Prison escapee’s petition for judicial review of progression decision refused

A prisoner in HMP Glenochil serving nearly 20 years in custody has been refused permission for judicial review of a decision of the Scottish Ministers not to move him into less secure prison conditions.

Lee Brown, who would remain in prison until 2024 without early release, argued that he should have been permitted to attend the meeting of the Risk Management Team that decided not to recommend he was moved. Progression to less secure prison conditions was necessary in order for him to have a realistic chance of release.

The petition was heard in the Outer House of the Court of Session by Lord Tyre.

Presumption against former escapees

The petitioner was serving a number of sentences with a combined custodial period of 19 years, 8 months, and 125 days, as well as an extended sentence of two years. In 2008 he escaped from custody and spent three days at large before being returned to prison. In July 2016 he was released on non-parole licence but was recalled to prison in January 2017 for breach of licence conditions.

Scottish Prison Service guidelines require an application for progression to be referred to a Risk Management Team (RMT), described as “a multi-disciplinary team of professionals representing a range of agencies involved in the management of offenders”. In addition, the Chair of the RMT should consider the benefits, on a case by case basis, of a prisoner making his or her own representation by attending the meeting.

An offender seeking progression to less secure conditions is required to complete an application form stating the reason for the application and evidence that they meet progression criteria. The person responsible for the co-ordination of the RMT must then carry out a review of all available information pertinent to the offender, identify and request any necessary further investigations in specialist areas, and liaise with the Chair as to whether the offender should be invited to attend the meeting.

Where an offender has previously absconded or escaped, there is a presumption against progression unless it is in the public interest that the offender is allowed to be tested in less secure conditions. No mention of this presumption is made in the information leaflet produced by the RMT for prisoners, although there is reference to copies of the full guidance manual being available in the prison library.

The petitioner was unaware of the content of the guidance or the leaflet when he made his application for progression. At the meeting where his application was considered, it was deemed that the circumstances were not exceptional or critical to justify progression. The petitioner submitted a complaint to the prison’s internal complaints committee, stating that he was unable to discern from the RMT’s decision what, if anything, he could ever do in order to be considered for progression.

The petitioner argued that the RMT’s decision-making process would have benefitted from his presence. He was justifiably unaware of the test of exceptionality and thus did not address it in his application. He argued that some of his arguments would have been best presented personally, and that there was no difficulty in allowing him to be present at the meeting.

The respondent argued that the petitioner had failed to identify any way in which his personal attendance could have made a difference. There were no facts in dispute and no additional information that might affect the RMT’s assessment of risk. The petitioner’s situation was not distinguishable from that of any other previous absconder/escapee applying for progression.
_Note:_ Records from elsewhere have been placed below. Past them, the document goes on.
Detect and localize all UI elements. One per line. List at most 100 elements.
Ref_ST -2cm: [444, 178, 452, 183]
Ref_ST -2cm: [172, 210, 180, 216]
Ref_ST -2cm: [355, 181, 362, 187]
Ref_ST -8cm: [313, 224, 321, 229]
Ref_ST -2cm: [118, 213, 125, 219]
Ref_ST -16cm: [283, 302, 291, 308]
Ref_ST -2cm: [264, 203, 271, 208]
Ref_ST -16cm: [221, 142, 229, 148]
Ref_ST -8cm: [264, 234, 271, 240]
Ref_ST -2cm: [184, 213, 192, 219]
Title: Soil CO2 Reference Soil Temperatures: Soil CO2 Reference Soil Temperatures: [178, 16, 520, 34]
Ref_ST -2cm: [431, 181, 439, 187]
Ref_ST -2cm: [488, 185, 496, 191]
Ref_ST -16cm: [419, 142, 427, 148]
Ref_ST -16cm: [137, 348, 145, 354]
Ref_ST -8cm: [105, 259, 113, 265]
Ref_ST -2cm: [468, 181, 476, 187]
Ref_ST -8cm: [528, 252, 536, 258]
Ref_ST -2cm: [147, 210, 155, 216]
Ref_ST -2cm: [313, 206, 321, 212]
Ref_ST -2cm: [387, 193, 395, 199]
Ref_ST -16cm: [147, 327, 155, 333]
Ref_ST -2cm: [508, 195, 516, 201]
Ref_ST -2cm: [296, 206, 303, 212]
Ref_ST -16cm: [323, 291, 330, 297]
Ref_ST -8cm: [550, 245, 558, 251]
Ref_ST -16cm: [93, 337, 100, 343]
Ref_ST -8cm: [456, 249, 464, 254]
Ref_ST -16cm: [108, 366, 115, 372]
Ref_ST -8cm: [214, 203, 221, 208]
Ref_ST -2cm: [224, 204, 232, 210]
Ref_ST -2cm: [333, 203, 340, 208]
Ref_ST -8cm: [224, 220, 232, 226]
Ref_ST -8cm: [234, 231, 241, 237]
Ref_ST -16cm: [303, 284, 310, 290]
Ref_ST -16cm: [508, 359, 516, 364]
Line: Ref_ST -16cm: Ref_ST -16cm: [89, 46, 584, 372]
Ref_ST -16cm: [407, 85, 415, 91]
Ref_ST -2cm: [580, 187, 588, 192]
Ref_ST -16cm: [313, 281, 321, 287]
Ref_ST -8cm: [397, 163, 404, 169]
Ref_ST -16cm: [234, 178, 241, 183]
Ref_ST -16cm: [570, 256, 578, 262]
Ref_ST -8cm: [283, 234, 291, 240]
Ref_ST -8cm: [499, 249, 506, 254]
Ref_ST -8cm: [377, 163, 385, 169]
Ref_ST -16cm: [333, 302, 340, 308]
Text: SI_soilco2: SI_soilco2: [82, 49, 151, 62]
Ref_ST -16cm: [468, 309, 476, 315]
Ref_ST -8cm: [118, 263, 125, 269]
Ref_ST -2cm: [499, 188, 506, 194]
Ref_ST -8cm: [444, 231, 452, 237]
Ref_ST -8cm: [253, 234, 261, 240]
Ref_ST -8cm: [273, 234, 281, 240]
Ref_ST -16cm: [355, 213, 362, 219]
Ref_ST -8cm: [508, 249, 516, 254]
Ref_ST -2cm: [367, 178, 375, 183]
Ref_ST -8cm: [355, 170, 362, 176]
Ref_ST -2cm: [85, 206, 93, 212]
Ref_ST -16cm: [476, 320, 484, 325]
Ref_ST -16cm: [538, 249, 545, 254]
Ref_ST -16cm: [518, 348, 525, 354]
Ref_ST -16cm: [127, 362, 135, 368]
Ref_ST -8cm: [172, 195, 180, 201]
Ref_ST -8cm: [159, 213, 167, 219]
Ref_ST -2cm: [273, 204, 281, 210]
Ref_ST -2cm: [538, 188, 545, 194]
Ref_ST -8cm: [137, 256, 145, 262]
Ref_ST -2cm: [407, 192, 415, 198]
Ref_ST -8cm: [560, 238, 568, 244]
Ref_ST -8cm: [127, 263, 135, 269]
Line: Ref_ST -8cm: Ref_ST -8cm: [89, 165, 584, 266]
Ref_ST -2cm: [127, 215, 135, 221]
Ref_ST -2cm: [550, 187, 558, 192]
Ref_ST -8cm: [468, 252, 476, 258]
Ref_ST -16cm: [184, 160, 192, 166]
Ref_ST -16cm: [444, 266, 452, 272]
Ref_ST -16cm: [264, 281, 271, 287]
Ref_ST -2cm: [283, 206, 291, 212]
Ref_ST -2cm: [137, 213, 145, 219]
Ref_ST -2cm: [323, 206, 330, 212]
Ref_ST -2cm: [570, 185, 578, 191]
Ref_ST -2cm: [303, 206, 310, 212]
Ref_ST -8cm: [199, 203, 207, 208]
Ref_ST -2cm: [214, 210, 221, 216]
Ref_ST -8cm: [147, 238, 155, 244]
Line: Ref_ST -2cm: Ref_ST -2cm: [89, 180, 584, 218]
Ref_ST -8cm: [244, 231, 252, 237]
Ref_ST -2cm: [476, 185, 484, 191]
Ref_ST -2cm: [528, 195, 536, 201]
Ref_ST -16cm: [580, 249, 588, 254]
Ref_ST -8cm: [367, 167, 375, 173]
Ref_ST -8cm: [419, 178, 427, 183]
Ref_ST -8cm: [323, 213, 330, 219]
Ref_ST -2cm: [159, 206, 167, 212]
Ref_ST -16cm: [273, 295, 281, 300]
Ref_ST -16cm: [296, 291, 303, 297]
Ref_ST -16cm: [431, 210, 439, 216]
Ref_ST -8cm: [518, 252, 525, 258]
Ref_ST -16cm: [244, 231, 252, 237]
Difficult to see what petitioner could have added

In his opinion, Lord Tyre considered that the petitioner’s personal attendance was not necessary, saying: “The participants at the RMT meeting included the individuals most closely familiar with the petitioner, including the prison-based social worker and cognitive behavioural therapist responsible for managing him and assessing his progress. The issue that the RMT had to determine, namely whether there were exceptional circumstances justifying a recommendation that the petitioner progress to less secure conditions, was one that fell to be resolved by specialist assessment.” He also noted that the decision had been made by “persons who knew the petitioner well and who were in regular direct contact with him.”

He continued: “There were no disputed issues of fact for the RMT to consider. It is difficult to see what the petitioner could have contributed to the meeting other than an assurance, from his personal perspective, that he was ready for progression. Such an assurance would not have added anything to the information provided by the petitioner in the application form which he had completed and which was before the RMT at its meeting.”

On the petitioner’s ignorance of the presumption against escapees, he said: “I am not entirely persuaded that his ignorance of the test should be regarded as wholly excusable: the application form that he completed included a reference to the leaflet which, in turn, referred to the guidance which was available had he sought it.”

He continued: “More importantly, it did not seem to me that counsel was able to identify any particular matter that the petitioner would or might have put forward as an additional argument to address the “presumption against” progression, had he been in attendance at the meeting. Nor, for my part, can I see any reason why his awareness of the test in the guidance could have made any difference to the presentation of his case to the RMT.”

Noting the petitioner’s complaint about the reasoning given to him by the RMT, he said: “It appears that that complaint was regarded by the internal complaints committee as having some merit. The petitioner can also derive some encouragement from the Parole Board’s suggestion that creativity be employed in testing him in a less secure environment. But there is nothing in the post-decision material to support the contention that in arriving at its decision without the petitioner’s personal attendance, the RMT acted unfairly.”

For these reasons, the petition was refused.